Lichtenstein, Roy. Painting, Temple of Apollo. 1964.
Quoted Text: Pinsky, Robert. The Sound of Poetry. 1998.
Original Poem, “I Imagine”. 2002.

Two images depicting columns construct the letter “I” a metaphor for the concept of a speaking self. This design repeats the page form for the letters "A" and "U". The text from Pinsky is characteristic of the philosophy of the 1960’s – 1980’s artistic movements which privileged the body and embodied consciousness in art and discourse. Pinsky’s statement locates poetry within the body in the interior space of the speech apparatus. The identification of poetry within the body is an affirmation of the individual self or the lyric I. The accompanying poem “I imagine” portrays the aspiration of breath as the effort to create by translation of idea into physical form.

Mary Keeler’s “Iconic Indeterminacy and Human Creativity”, in The Iconic Page is a study of the unpublished manuscripts of Charles Sanders Peirce (1839 - 1914).
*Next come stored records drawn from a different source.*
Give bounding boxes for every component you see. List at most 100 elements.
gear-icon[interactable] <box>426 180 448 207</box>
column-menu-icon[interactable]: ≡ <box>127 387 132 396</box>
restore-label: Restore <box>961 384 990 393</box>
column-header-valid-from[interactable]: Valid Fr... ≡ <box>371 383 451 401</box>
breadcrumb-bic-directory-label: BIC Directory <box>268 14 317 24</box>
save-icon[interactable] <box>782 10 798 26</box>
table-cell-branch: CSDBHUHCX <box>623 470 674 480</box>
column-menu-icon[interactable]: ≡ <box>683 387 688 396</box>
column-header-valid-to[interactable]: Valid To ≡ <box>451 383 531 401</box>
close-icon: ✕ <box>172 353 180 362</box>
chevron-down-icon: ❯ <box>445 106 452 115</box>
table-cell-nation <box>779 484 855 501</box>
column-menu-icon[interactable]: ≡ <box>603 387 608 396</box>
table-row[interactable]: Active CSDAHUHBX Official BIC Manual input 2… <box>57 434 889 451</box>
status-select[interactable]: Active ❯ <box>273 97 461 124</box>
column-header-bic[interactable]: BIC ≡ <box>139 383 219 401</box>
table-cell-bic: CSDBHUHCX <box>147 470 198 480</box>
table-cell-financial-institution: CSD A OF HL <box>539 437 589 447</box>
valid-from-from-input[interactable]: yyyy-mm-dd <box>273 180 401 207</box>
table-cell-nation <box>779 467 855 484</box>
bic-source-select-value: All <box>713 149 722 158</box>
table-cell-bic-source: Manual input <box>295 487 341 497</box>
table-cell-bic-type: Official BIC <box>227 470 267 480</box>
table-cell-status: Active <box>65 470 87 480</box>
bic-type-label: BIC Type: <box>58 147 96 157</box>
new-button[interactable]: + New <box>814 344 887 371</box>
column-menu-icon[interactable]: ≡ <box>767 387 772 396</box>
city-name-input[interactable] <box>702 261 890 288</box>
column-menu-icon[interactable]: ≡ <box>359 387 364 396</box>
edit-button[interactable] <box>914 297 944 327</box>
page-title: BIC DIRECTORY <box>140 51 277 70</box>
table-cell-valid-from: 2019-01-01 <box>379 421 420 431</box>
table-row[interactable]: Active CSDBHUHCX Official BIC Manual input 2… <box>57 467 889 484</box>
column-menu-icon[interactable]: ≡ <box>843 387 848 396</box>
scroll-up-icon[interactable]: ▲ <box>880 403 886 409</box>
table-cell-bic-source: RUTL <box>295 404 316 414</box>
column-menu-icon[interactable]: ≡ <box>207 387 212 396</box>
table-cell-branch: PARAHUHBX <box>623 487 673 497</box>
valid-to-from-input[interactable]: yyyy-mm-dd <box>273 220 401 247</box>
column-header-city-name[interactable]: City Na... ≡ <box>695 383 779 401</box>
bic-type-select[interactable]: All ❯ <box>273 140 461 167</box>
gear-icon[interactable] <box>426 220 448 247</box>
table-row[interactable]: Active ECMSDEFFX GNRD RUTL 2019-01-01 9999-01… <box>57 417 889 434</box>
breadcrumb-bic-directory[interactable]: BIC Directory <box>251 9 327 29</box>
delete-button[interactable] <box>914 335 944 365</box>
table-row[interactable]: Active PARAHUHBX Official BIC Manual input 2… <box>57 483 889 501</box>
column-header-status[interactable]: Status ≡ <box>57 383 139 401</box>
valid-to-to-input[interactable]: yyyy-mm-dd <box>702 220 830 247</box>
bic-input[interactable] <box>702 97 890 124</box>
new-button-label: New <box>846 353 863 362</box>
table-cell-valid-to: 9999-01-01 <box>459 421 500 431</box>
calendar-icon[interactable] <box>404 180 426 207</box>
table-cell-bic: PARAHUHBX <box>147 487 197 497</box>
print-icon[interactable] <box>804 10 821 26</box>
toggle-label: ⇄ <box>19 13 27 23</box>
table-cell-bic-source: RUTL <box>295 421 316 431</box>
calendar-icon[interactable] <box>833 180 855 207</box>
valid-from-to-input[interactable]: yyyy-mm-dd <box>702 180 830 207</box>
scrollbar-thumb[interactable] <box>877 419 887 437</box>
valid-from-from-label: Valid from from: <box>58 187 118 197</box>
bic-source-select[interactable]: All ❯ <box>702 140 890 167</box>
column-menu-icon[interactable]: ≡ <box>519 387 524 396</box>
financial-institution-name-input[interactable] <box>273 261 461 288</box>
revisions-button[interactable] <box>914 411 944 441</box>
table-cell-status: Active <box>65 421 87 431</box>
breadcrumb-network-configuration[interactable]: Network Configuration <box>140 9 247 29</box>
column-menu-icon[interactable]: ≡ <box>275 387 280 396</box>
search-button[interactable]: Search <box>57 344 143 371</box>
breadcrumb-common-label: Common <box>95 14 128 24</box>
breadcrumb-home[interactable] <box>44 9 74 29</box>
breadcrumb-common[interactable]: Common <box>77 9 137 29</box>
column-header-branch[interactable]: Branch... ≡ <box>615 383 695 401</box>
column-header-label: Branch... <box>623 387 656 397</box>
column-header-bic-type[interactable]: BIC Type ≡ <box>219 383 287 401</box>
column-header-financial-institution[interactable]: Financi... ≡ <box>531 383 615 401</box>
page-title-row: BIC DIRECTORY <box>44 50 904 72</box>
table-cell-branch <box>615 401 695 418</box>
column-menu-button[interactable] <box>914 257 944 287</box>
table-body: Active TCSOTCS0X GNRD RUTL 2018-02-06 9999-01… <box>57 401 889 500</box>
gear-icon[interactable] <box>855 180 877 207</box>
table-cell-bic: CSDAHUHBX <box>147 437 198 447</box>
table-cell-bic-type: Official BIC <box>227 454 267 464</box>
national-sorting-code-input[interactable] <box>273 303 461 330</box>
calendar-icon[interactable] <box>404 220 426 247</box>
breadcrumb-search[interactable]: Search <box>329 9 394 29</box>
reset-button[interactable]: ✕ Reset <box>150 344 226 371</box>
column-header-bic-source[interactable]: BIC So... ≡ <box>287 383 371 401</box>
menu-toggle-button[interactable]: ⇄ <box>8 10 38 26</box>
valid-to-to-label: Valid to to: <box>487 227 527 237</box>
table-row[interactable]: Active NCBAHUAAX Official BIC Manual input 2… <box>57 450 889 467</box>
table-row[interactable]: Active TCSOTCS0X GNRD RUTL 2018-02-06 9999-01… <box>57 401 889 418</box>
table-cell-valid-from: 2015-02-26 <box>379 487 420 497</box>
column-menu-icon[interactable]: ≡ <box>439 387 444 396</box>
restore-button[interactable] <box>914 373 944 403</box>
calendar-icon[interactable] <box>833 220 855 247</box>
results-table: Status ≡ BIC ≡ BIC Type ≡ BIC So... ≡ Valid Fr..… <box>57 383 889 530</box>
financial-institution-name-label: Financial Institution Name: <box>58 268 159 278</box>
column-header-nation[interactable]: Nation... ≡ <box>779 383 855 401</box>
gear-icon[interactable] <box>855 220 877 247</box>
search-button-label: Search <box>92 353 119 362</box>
Peirce, the founder of the only American school of philosophy –Pragmatism, is the innovator of numerous mathematical and scientific developments including: a schema for the first electrical circuit, computer logic, semiotic rational logic, and the length of the meter in terms of a wavelength of light and other measurement standards.

Peirce proposed that the faculties of knowledge are the necessary condition of knowledge, and that epistemology must examine cognitive process, rather than the objects of knowledge. Edmund Husserl’s philosophy of Phenomenology uses a similar premise in phenomenological reduction. New cognitive research is discovering that perception is learned, supporting, Peirce’s idea that consciousness subsides as a habit (Pierce in Keeler 166-167). He challenges the premise of traditional logic, because it ignores the metaphysical problem of reference by which meaning is established in tangible experience.

According to Peirce, the language of philosophy is graphical. Peirce’s manuscripts include graphics and other iconic forms to portray a moving picture of thought in motion. In his “Introduction to the Logic of Relatives” Peirce discusses his Existential Graphs: “better display its living ideas and connections with philosophy and with life” (ms436 1898 qtd. Keeler 179). Peirce explains: “since no reasoning that amounts to much can be conducted without icons and indices (Pierce SS 118 qtd. Keeler 179). His mode of writing and his theory are coherent with the evolution towards an evolving pictographic mode of written language which this essay posits. The multiple modes of language, perception and cognition constitute the engine of consciousness.